I ran up and down every court
After every loose ball for you.
You asked for my hustle
I gave you my heart
Because it came with so much more.

I played through the sweat and hurt
Not because challenge called me
But because YOU called me.
I did everything for YOU
Because that’s what you do
When someone makes you feel as
Alive as you’ve made me feel.

You gave a six-year-old boy his Laker dream
And I’ll always love you for it.
But I can’t love you obsessively for much longer.
This season is all I have left to give.
My heart can take the pounding
My mind can handle the grind
But my body knows it’s time to say goodbye.

And that’s OK.
I’m ready to let you go.
I want you to know now
So we both can savor every moment we have left together.
The good and the bad.
We have given each other
All that we have. 

And we both know, no matter what I do next
I’ll always be that kid
With the rolled up socks
Garbage can in the corner
:05 seconds on the clock
Ball in my hands.
5 … 4 … 3 … 2 … 1

Love you always,
Kobe

This poem published on The Player’s Tribune was an eye opening read, one that still brings a tear to my eye each and every time I read it. Kobe was never one to back down from a challenge, a player who could never surrender himself to his weaknesses. In fact, the release of this poem was the very first time he publicly accepted the fact he was no longer in the condition to continue the game of basketball. Up until this point, it didn’t matter what the experts said—he wouldn’t back down from a challenge and admit his short comings had gotten the best of him. The emotion and honesty he evokes in this piece is everything that I hope to convey as a writer, particularly when addressing my own personal hidden weakness, my depression. We all have the scars and the wrinkles of age that we wish others won’t see, but sooner or later the truth will always catch up with us.
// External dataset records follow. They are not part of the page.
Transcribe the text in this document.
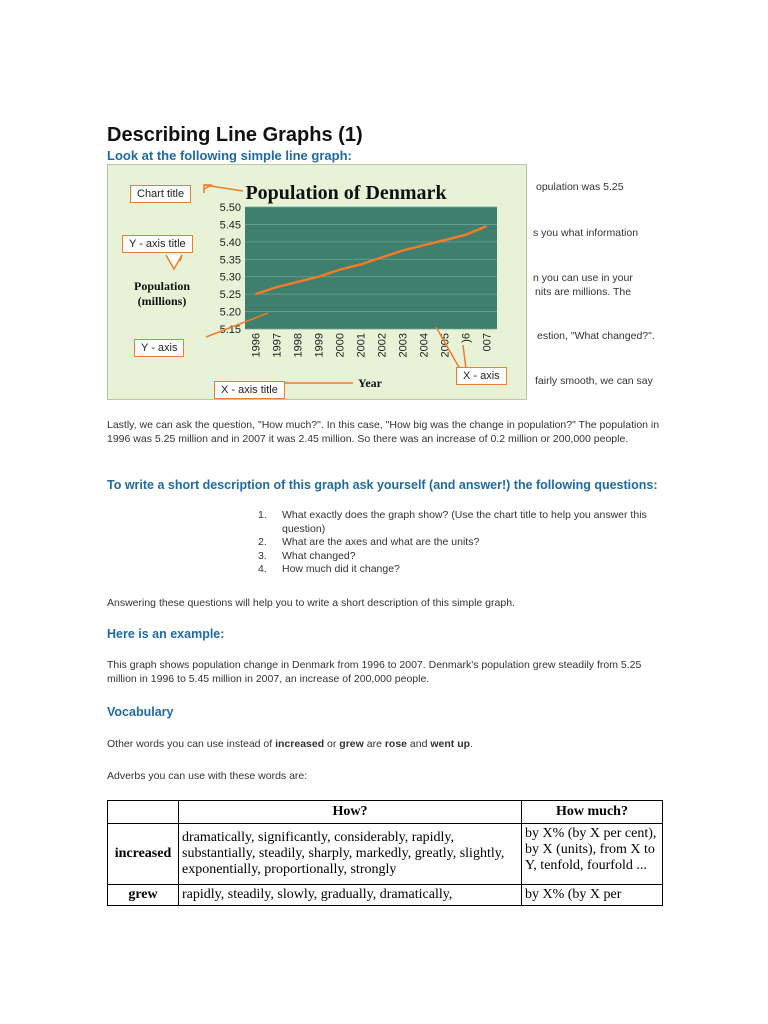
Describing Line Graphs (1)
Look at the following simple line graph:
5.50
5.45
5.40
5.35
5.30
5.25
5.20
5.15
1996 1997 1998 1999 2000 2001 2002 2003 2004 2005 )6 007
Population of Denmark
Population
(millions)
Year
Chart title
Y - axis title
Y - axis
X - axis title
X - axis
opulation was 5.25
s you what information
n you can use in your
nits are millions. The
estion, "What changed?".
fairly smooth, we can say
Lastly, we can ask the question, "How much?". In this case, "How big was the change in population?" The population in 1996 was 5.25 million and in 2007 it was 2.45 million. So there was an increase of 0.2 million or 200,000 people.
To write a short description of this graph ask yourself (and answer!) the following questions:
1. What exactly does the graph show? (Use the chart title to help you answer this question)
2. What are the axes and what are the units?
3. What changed?
4. How much did it change?
Answering these questions will help you to write a short description of this simple graph.
Here is an example:
This graph shows population change in Denmark from 1996 to 2007. Denmark's population grew steadily from 5.25 million in 1996 to 5.45 million in 2007, an increase of 200,000 people.
Vocabulary
Other words you can use instead of increased or grew are rose and went up.
Adverbs you can use with these words are:
	How?	How much?
increased	dramatically, significantly, considerably, rapidly, substantially, steadily, sharply, markedly, greatly, slightly, exponentially, proportionally, strongly	by X% (by X per cent), by X (units), from X to Y, tenfold, fourfold ...
grew	rapidly, steadily, slowly, gradually, dramatically,	by X% (by X per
One thought to “Planning Project 1”

  1. Kelly, I think it’s amazing that you were able to open up in your blog. I too get that weird, anxious feeling when I put the reality from within my own head into written words. It’s funny because I have no problem telling anyone about who I am or how I feel face-to-face, but the minute you ask me to write about it, I suddenly find myself inarticulate. I never would consider myself a writer, yet writing soothes my anxious thoughts.
    I genuinely do believe writing is a self-created venting session. It allows us to truly talk to ourself in a unique way because the words on the paper aren’t going anywhere. Like Kobe, the more you and I open up on paper and accept reality, the stronger we become in the long run despite any potential haters. Allowing ourselves to be vulnerable is perhaps our greatest strength because once you’re strong enough to write it out publicly, then no one in this world can take that right away or use it against you.